My theory is that one way to speed up this step I will need to define my own Docker container step with all of the dependencies already installed. This is in line with my own goals of moving the build into a container for "know thy build environment" reasons, so it's likely to happen regardless of reducing workflow time. What's neat is I could actually automate the building and deployment of this Docker container to dockerhub as part of my workflow. Meta.

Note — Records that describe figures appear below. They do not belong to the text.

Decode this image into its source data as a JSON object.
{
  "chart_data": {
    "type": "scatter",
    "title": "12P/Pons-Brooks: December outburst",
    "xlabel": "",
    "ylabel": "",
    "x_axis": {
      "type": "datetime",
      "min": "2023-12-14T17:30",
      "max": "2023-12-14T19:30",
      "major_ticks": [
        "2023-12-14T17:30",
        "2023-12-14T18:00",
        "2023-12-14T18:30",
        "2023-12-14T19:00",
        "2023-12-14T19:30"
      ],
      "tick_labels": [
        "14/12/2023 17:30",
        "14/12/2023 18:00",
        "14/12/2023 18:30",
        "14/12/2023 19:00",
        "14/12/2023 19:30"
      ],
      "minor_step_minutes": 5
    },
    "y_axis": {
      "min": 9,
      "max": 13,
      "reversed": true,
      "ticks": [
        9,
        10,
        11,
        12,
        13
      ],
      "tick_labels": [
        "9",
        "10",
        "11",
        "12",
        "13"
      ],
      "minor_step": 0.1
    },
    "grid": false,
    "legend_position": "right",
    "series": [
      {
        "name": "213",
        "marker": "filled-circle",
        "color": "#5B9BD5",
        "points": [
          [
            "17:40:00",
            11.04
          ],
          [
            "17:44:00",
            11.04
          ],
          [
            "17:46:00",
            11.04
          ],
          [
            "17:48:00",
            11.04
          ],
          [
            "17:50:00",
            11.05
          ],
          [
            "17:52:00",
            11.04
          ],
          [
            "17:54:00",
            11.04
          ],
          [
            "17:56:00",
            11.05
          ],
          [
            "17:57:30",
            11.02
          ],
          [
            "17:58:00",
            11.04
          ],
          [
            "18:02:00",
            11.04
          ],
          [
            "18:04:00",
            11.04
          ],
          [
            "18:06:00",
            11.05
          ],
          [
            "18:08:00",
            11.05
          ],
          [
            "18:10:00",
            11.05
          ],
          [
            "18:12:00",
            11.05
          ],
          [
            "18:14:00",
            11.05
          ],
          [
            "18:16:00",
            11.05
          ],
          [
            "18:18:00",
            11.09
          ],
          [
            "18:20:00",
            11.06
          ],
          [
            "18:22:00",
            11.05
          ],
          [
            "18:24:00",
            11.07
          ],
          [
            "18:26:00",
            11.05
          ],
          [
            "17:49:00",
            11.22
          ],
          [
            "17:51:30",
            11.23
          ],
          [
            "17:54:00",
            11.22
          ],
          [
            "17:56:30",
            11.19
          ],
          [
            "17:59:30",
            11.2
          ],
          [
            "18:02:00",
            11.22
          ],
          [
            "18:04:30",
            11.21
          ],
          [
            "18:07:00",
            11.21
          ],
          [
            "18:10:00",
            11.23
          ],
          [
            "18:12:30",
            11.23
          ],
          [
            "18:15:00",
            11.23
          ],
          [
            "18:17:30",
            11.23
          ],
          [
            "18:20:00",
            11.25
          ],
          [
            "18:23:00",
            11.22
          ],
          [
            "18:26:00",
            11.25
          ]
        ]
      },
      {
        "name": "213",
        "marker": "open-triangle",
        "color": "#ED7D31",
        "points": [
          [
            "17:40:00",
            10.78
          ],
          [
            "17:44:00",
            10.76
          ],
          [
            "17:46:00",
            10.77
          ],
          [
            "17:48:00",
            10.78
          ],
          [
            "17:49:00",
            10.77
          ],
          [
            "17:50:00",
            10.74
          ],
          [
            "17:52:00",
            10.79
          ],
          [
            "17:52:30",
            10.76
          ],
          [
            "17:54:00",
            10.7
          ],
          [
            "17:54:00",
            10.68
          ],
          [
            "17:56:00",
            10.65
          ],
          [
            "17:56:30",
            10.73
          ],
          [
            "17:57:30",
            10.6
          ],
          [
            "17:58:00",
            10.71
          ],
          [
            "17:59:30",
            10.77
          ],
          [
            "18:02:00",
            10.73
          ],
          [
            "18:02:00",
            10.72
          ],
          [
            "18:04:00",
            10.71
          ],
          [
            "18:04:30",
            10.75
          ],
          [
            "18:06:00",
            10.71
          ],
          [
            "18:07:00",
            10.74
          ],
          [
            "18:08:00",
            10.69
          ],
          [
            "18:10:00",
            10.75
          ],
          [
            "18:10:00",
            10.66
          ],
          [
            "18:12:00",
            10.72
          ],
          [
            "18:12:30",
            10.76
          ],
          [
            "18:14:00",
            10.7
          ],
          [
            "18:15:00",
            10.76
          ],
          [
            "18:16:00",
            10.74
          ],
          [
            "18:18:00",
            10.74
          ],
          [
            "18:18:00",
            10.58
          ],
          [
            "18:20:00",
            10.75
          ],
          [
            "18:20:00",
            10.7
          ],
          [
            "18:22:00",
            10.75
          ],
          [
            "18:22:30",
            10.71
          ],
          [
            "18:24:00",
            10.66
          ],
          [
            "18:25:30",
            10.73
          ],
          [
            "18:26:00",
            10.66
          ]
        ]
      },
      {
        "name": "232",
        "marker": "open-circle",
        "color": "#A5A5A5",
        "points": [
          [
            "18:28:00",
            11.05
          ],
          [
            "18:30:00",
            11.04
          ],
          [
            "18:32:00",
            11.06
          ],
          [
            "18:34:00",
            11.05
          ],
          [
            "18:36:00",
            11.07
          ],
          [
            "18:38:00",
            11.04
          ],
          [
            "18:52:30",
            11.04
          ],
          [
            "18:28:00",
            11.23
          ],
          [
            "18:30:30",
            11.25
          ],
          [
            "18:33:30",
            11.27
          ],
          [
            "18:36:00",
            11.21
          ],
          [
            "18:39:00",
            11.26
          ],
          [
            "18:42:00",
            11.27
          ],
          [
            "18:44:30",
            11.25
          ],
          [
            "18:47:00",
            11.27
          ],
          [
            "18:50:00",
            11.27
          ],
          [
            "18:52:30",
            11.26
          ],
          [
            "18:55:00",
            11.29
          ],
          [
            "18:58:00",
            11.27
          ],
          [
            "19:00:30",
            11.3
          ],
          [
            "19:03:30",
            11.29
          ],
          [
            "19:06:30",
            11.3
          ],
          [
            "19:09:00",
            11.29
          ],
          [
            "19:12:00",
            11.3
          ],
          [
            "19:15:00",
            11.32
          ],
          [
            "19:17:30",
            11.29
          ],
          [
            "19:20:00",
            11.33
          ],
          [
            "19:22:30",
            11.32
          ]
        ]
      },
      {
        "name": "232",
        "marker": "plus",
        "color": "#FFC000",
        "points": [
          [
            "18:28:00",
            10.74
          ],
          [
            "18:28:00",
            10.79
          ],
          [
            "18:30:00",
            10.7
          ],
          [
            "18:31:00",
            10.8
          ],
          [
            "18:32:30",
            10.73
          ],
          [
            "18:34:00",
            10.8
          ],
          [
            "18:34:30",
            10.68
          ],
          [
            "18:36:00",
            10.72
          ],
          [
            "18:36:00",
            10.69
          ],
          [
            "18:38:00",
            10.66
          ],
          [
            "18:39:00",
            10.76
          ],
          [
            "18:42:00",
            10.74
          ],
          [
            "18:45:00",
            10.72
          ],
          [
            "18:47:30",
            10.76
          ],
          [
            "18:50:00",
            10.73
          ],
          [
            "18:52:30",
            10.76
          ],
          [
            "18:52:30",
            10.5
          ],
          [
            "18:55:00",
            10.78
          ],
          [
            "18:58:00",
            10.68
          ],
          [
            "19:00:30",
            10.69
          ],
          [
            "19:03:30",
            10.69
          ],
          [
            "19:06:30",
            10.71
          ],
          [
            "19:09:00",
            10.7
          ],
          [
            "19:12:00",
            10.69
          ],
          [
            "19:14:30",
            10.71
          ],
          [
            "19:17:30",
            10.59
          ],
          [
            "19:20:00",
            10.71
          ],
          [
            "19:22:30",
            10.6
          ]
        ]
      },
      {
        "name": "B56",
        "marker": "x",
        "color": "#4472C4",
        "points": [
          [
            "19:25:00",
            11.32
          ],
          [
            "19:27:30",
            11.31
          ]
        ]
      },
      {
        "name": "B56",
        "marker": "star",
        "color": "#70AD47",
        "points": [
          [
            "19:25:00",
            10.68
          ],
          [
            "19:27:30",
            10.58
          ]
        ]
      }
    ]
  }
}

Oh, I also noticed that I was getting the warning Could not build wheels for pip, since package 'wheel' is not installed
in my workflow, so I made a branch where I added wheel
and setuptools
to my python -m pip install --upgrade
step but found that there was no speedup in the step.
Final Workflow
Below is the workflow file for my site as of 2020-05-07.
# Workflow that builds and deploys the site to the webserver for logansnotes.com
name: Deploy
# 'master' should always represent a stable version of the site; all development
# pushed to the remote (github) should be done on features branches (e.g.
# feat/<name>) and testing should be done locally (i.e. via `make serve`).
on:
push:
branches: [ master ]
jobs:
deploy:
runs-on: ubuntu-latest
steps:
- uses: actions/checkout@v2
- uses: actions/setup-python@v1
with:
python-version: 3.6
# Cache pip files
#
# NOTE: v2 of cache should support multiple cache paths; for now I'm adding
# an action for both pip and pipenv cache
- uses: actions/cache@v1
with:
path: ~/.cache/pip
key: ${{ runner.os }}-pip-${{ hashFiles('**/Pipfile.lock') }}
restore-keys: |
${{ runner.os }}-pip-
# Cache pipenv files
#
# NOTE: I haven't actually seen much of a speedup from
# the pipenv cache; I'm not sure if I've missed something or if most of the
# processing time is in the actually pipenv setup step
- uses: actions/cache@v1
with:
path: ~/.cache/pipenv
key: ${{ runner.os }}-pipenv-${{ hashFiles('**/Pipfile.lock') }}
restore-keys: |
${{ runner.os }}-pipenv-
- name: Install pip, pipenv, configure pipenv
run: |
python -m pip install --upgrade pip
pip install pipenv
pipenv sync
- name: Build the site
run: pipenv run pelican content -o site -s publishconf.py
- name: Deploy using rsync
uses: easingthemes/ssh-deploy@v2.1.1
env:
SSH_PRIVATE_KEY: ${{ secrets.DEPLOY_KEY }}
# Updates are based on file hash, not time + size
ARGS: "-rlgoDzvc -i"
SOURCE: "site/"
REMOTE_HOST: ${{ secrets.DEPLOY_HOST }}
REMOTE_USER: ${{ secrets.DEPLOY_USER }}
TARGET: ${{ secrets.DEPLOY_PATH }}
This workflow has been working nicely for a week or so now.